By the time Eldest was talking he not only knew all the primary colors he knew shades like cyan, fuchsia, and mint green because I kept up a running monologue when I did the laundry.
"This is a fuchsia washcloth, fuchsia is a shade of pink. Pink is a lighter shade of Red. You mix Red & White to make Pink. You use washcloths to wash your face." Who knew he listened.
As homeschoolers, I believe our children are less likely to be negatively impacted by a limited amount of television-watching simply because they are getting way more one-on-one or very small group interaction time. Most kids spend 30+ hours per week in a large-group setting, much of which is passive listening to a teacher lecturing. So if one adds another 10 hours of TV-watching, that really takes away from their opportunities for parental interaction.

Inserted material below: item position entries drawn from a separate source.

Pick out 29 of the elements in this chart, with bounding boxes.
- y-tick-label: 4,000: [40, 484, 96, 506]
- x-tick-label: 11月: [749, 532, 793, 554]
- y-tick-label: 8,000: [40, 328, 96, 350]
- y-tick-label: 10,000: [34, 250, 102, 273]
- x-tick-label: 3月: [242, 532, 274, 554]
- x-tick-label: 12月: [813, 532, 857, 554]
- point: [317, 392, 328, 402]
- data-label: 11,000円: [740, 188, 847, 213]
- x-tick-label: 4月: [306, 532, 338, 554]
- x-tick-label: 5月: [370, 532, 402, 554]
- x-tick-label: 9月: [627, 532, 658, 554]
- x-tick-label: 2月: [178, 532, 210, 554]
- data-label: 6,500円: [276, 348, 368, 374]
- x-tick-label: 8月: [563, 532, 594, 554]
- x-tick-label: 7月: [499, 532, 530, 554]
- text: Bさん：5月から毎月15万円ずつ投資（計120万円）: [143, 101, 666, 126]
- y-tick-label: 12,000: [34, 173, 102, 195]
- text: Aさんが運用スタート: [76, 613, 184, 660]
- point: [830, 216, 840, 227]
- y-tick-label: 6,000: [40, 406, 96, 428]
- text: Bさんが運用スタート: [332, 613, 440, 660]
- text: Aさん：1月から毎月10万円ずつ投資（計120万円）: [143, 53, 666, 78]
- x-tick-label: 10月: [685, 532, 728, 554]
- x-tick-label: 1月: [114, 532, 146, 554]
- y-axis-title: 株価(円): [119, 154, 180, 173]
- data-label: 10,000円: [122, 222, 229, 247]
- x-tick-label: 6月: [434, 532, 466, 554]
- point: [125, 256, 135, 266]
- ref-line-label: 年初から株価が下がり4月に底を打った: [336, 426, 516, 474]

For us homeschoolers, it's not so much of a problem.
Besides, if you're like me, you're watching alongside the kids while you're matching socks or paying bills or whatever. That way, you are able to discuss the program afterwards & they're not just vegging out in front of the tube, KWIM?
>Besides, if you're like me, you're watching alongside the kids while you're matching socks or paying bills or whatever.
That's a good idea. My children talk a lot about the what they are watching, but I don't watch with them as much as I could.
>"This is a fuchsia washcloth, fuchsia is a shade of pink. Pink is a lighter shade of Red. You mix Red & White to make Pink. You use washcloths to wash your face." Who knew he listened.
My next door neighbor did that with her kids. I would walk with her while we pushed our babies in the strollers. She was a nonstop dialogue. Normally, when I would push the baby in the stroller, it was my quiet time and I didn't have the energy to talk.